The legislation consequently has had relatively little real impact on overall compensation.
Reacting to public and political scrutiny of high CEO compensation, Congress enacted legislation in 1993 to limit the corporate tax deductibility of executive pay. But a recent study by Nancy Rose and Catherine Wolfram indicates that this legislation had no significant effect on overall executive compensation levels.
In Regulating Executive Pay: Using the Tax Code to Influence CEO Compensation (NBER Working Paper No. 7842), the authors use data on nearly 1400 publicly traded U.S. corporations and examine the effect of "Section 162(m)," which limits the corporate tax deduction for compensation paid to the CEO and the next four highest-paid executive officers to $1 million per person. This cap represented roughly the median level of total compensation for large firms' CEOs at the time the legislation was enacted. Two exceptions are noteworthy. First, the limit applies only to the five named executive officers of the firm as of the end of the fiscal year. This creates the possibility of using post-retirement or deferred compensation to mitigate the effect of the tax limits. Some corporations have in fact restructured executive compensation to take advantage of this.
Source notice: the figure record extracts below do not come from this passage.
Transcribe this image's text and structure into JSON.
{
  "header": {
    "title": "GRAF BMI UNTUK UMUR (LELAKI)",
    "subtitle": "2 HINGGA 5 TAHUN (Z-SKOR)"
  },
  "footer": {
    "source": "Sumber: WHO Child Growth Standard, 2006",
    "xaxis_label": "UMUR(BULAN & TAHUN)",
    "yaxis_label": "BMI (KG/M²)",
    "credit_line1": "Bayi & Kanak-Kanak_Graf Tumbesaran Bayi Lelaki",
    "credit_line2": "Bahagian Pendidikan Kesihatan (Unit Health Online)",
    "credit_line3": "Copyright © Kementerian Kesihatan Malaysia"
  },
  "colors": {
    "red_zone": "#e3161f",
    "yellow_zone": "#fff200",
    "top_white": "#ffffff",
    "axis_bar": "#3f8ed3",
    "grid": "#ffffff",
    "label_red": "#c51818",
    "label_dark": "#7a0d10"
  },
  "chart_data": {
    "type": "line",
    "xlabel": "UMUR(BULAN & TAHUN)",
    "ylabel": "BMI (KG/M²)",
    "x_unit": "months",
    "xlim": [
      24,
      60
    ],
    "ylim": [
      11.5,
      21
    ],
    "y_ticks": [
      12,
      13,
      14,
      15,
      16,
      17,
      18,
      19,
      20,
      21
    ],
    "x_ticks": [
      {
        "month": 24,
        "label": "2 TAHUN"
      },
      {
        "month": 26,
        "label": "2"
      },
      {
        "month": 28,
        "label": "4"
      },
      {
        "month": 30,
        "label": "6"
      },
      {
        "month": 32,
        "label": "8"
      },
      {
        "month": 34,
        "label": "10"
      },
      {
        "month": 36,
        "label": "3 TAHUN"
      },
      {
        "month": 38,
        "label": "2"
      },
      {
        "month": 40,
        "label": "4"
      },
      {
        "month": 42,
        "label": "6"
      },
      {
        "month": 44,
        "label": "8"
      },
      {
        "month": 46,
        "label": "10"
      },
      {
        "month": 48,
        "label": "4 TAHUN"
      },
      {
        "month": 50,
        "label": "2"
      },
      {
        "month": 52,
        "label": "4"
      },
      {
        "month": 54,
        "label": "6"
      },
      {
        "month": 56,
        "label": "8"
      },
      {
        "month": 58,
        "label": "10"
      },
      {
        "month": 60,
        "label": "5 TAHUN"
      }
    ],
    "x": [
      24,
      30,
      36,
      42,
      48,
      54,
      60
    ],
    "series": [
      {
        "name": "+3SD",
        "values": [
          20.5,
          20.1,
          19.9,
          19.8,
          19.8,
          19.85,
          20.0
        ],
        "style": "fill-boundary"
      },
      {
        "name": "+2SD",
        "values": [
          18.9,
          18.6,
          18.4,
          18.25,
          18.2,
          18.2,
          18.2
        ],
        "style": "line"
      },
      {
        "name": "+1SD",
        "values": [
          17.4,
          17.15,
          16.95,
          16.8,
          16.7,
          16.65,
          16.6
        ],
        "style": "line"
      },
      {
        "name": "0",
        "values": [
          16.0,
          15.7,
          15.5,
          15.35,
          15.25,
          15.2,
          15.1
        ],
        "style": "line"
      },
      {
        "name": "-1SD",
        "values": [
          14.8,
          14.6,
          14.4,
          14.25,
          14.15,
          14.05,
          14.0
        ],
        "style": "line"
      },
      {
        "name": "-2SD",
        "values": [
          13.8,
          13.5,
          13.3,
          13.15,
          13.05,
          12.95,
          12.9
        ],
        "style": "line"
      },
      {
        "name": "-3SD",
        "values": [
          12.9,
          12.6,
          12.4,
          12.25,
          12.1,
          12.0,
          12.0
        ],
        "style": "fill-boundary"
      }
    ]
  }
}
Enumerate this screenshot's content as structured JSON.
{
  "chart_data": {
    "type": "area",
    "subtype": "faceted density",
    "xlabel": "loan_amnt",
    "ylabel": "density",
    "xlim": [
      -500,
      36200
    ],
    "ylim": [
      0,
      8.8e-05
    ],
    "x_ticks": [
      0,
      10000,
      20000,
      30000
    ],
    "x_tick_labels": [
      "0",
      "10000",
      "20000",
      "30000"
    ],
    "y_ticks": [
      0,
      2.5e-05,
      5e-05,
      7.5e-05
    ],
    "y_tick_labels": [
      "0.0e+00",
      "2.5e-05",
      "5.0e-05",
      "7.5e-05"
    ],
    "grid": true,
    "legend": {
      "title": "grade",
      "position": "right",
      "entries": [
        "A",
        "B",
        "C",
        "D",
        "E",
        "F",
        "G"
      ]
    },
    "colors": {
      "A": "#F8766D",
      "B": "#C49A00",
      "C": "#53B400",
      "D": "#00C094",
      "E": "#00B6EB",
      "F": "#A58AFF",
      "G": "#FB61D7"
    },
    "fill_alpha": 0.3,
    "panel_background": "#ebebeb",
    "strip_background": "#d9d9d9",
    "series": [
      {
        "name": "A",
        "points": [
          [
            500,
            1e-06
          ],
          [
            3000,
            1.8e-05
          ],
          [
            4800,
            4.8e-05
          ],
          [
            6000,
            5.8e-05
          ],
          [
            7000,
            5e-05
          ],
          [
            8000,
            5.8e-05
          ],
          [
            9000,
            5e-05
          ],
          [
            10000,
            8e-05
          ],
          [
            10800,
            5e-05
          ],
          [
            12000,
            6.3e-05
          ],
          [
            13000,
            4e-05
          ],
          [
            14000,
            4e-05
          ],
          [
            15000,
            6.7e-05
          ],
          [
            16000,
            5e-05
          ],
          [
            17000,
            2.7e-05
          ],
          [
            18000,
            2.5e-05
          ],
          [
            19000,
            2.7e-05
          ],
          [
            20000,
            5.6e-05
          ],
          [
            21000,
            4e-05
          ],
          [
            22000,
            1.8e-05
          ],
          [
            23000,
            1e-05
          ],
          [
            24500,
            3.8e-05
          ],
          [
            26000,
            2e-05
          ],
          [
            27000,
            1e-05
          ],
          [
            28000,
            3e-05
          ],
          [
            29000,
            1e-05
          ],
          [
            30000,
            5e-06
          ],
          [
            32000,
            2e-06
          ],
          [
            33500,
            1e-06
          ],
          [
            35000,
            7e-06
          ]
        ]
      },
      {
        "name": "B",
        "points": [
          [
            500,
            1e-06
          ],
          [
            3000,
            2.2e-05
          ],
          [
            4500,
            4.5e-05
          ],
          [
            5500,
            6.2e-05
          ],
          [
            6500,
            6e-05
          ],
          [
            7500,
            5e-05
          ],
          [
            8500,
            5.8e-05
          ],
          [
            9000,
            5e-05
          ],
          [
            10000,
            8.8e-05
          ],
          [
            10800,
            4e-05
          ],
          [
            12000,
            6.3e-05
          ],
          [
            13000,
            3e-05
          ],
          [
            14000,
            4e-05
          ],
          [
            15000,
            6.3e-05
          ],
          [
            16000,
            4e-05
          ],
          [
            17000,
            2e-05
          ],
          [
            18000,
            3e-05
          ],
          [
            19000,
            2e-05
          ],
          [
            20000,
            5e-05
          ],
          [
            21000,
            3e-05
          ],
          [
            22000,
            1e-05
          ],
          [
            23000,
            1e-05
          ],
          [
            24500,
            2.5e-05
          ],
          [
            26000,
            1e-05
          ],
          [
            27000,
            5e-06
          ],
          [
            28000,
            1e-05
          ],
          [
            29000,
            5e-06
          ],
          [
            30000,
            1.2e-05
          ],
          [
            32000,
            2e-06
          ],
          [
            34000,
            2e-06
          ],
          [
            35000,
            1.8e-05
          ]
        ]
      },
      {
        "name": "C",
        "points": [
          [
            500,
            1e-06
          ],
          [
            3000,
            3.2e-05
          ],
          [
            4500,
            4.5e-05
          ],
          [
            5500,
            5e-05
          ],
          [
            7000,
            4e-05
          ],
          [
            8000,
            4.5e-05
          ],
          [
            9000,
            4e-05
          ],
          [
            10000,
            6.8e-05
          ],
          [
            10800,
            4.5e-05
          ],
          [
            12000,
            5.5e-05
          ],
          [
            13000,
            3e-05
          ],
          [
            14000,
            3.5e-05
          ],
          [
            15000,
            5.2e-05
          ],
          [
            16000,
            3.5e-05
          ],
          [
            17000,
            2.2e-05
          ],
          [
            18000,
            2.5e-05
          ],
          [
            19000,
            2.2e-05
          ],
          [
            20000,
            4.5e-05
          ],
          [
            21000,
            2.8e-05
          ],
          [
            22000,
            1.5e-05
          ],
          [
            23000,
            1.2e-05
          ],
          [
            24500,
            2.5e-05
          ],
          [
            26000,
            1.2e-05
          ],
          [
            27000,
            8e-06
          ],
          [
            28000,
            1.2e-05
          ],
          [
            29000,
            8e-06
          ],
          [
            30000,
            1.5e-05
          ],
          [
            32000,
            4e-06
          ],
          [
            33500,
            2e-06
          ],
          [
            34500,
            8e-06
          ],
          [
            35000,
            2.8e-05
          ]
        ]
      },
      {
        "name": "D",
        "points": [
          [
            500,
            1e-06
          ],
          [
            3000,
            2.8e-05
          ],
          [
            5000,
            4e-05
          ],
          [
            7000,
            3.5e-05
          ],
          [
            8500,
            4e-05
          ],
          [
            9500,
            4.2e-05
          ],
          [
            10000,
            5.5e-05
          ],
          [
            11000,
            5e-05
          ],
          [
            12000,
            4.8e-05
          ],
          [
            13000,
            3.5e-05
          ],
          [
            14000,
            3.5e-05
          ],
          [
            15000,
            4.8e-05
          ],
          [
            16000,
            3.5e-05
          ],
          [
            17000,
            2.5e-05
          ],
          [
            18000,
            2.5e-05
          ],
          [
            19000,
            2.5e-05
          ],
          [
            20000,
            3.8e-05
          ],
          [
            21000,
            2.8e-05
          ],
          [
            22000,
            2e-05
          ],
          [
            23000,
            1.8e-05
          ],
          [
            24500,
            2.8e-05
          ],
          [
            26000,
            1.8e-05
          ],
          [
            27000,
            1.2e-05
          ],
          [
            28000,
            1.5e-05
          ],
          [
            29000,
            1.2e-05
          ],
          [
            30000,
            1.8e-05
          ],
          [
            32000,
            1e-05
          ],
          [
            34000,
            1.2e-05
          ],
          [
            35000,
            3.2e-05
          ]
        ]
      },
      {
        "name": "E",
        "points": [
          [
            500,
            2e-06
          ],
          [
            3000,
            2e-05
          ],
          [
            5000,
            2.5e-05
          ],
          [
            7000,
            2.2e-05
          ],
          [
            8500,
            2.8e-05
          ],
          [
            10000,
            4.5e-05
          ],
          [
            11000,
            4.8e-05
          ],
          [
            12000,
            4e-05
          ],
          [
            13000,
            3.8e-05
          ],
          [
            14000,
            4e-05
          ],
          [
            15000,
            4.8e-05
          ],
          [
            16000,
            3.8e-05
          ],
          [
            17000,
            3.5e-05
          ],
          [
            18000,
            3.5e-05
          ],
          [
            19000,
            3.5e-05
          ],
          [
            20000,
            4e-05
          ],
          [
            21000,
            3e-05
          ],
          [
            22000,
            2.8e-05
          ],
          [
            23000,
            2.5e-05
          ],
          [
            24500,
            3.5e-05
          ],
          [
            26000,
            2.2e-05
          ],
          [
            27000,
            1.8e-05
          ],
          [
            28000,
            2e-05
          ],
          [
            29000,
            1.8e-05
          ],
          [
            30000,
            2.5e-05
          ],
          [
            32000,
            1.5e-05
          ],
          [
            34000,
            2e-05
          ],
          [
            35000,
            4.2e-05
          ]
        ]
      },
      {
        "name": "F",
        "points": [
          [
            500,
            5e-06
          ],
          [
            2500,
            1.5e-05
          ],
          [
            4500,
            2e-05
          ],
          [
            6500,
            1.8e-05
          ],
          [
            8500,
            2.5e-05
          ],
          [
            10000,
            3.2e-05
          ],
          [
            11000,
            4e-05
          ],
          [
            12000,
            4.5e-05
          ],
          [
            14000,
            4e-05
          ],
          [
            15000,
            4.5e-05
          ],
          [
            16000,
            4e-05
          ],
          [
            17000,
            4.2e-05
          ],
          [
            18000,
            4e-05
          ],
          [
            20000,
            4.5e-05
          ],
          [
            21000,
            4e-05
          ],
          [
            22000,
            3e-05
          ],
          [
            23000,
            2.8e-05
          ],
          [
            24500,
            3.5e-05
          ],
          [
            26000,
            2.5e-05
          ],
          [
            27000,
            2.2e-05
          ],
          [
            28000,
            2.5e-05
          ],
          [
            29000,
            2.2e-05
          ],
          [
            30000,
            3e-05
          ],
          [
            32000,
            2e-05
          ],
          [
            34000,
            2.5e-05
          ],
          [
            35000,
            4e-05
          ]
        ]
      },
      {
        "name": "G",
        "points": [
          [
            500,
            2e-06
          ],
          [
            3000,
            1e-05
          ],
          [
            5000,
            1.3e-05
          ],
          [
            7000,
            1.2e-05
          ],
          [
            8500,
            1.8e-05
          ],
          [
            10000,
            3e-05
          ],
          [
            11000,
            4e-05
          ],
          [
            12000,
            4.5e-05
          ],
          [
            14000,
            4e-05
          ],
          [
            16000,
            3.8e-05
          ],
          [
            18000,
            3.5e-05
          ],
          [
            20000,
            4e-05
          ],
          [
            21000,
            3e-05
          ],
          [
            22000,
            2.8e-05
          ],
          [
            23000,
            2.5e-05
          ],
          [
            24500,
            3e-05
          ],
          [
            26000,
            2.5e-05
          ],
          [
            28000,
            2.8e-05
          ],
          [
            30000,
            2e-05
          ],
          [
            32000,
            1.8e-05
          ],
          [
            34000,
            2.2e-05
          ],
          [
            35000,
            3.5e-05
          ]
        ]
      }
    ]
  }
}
Second, Section 162(m) included an exemption for "qualified performance-based compensation." Firms may continue to claim tax deductions in excess of $1 million for compensation under shareholder-approved plans that link pay to objective measures of firm performance and are administered by a committee of "outside" directors on the Board. Three-quarters of all the firms studied by Rose and Wolfram qualified some type of compensation for this exemption, and roughly 40 percent of the firms affected by the pay cap qualified both bonus and stock options plans for exemption. Salary payments are considered non-performance-based by definition, and are therefore entirely subject to the $1 million cap.
Rose and Wolfram find that Section 162(m)'s limit on the deductibility of executive pay slowed salary growth and compressed executive salaries around the $1 million cap, but had little effect on bonus payments, stock option awards, and long-term incentive pay. The authors conclude that the legislation consequently has had relatively little real impact on overall compensation, and note that this is "consistent with the views expressed by many compensation consultants and corporate directors." This may reflect dilution of politicians' original intent to limit executive pay in the final legislation, and suggests that corporate pay decisions are better insulated from "blunt political pressure" than from direct stakeholder pressure brought to bear on individual firms.